Find love at the marathon

Oct 28, 2009

I think when we got too busy looking for the sh900m of the National Forestry Authority boss, someone sneaked the marathon into the cupboard of those things we must do to impress the opposite sex.

I think when we got too busy looking for the sh900m of the National Forestry Authority boss, someone sneaked the marathon into the cupboard of those things we must do to impress the opposite sex. I actually thought the Kampala marathon was this weekend because I have lost count of females who want to know if I am participating.

From the number of sweet voices at the other end of the telephone line calling with such questions, it seems yours truly’s public image will be ruined if I preferred to spend the Marathon day praying for some Chief Administrative Officers who are mismanaging our funds.

So, I have an answer if you are waiting for your October salary to buy airtime to call and ask me about running the Kampala marathon: Read to the end.

But before I let you into my explanation, be advised that saying No to the question of whether you will run constitutes suicide among the dating class. Hot girls these days love trendy stuff and the Kampala marathon has become one of them.

In my 42 years of life, I have not seen a woman who has got disappointed in a husband she got from a marathon. So, why don’t you come and make your pick? Fit, determined, testosterone-smelling guys will be available.

Men too have the opportunity: A good wife is one who can venture into challenging stuff, without self pity and pit her zeal against public scrutiny. At the Marathon, they come in all shapes and the figure is not disguised by long dresses. Those who deceive with light skinned faces will be betrayed by black thighs, unless they prefer trousers.

It is not hard to sieve out those who are available; just ask for their business card. If they came with the cards, they are available. Why else would anyone take business cards to a marathon?

If some hot chick (and guy for that matter) you are interested in asks if you have registered for the marathon, say yes! That is the beauty of love. It matters much more what impression your answer is going to create than whether your intended destination is heaven or hell. Registering for the marathon does not actually mean you registered because the law does not require us to carry proof that we will run. Two, it also does not mean you will show up or if you actually show up, run and if you run, go on till the end. Say yes and look like you are looking forward to taking on Kampala. Use the chance to talk about your previous position last year and ask if your interrogator missed your name in the papers.

You know, marathons have all the health, social, romantic and aristocratic advantages, at least according to MTN marketing staff. But they are also a sieve to separate men from boys, daring women from self-pitying ones and attractive figures from amorphous masses of flesh.

If you have reason to think the shape of your legs is not enough to take you up to Christmas, why publish it where there is likely to be competition? You do not want to single-handedly disappoint the crowd with an incongruent figure that will distract runners with imaginations of spiders.

As for me, I have not registered.
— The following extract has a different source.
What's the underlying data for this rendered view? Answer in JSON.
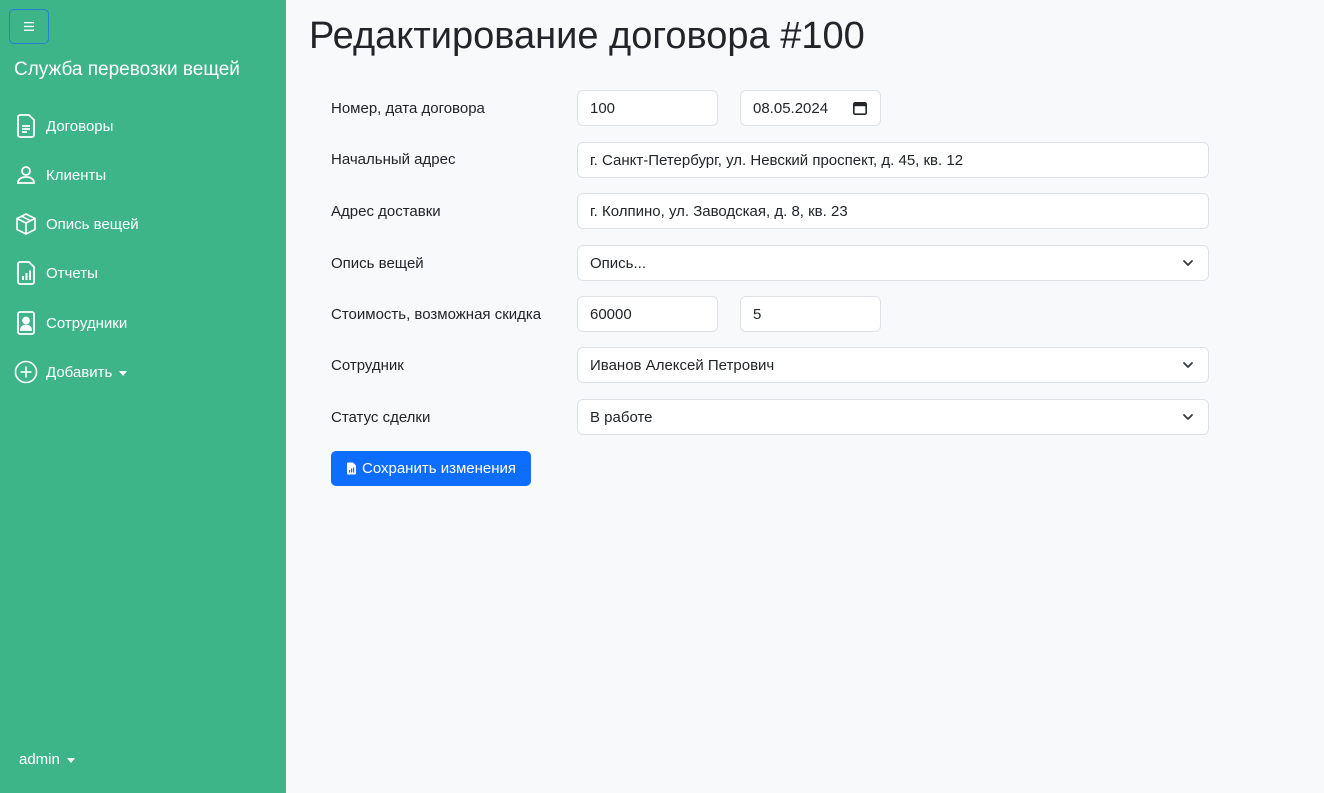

There are two reasons: One, I am not dating and two; I am a very traditional man. I believe in running from or after something. I need to run away from say disgraceful women or chase something like beautiful women, money, power and something.

In a marathon you just run, waste all that sexual strength on races that are neither delivering you to safety from danger nor taking you closer to the object of your affection. Those who want me can consider using a bait in front of all runners; something I won’t write here because the editor will delete it. If you can’t find one, at least use the sh900m that all our security agencies are searching for.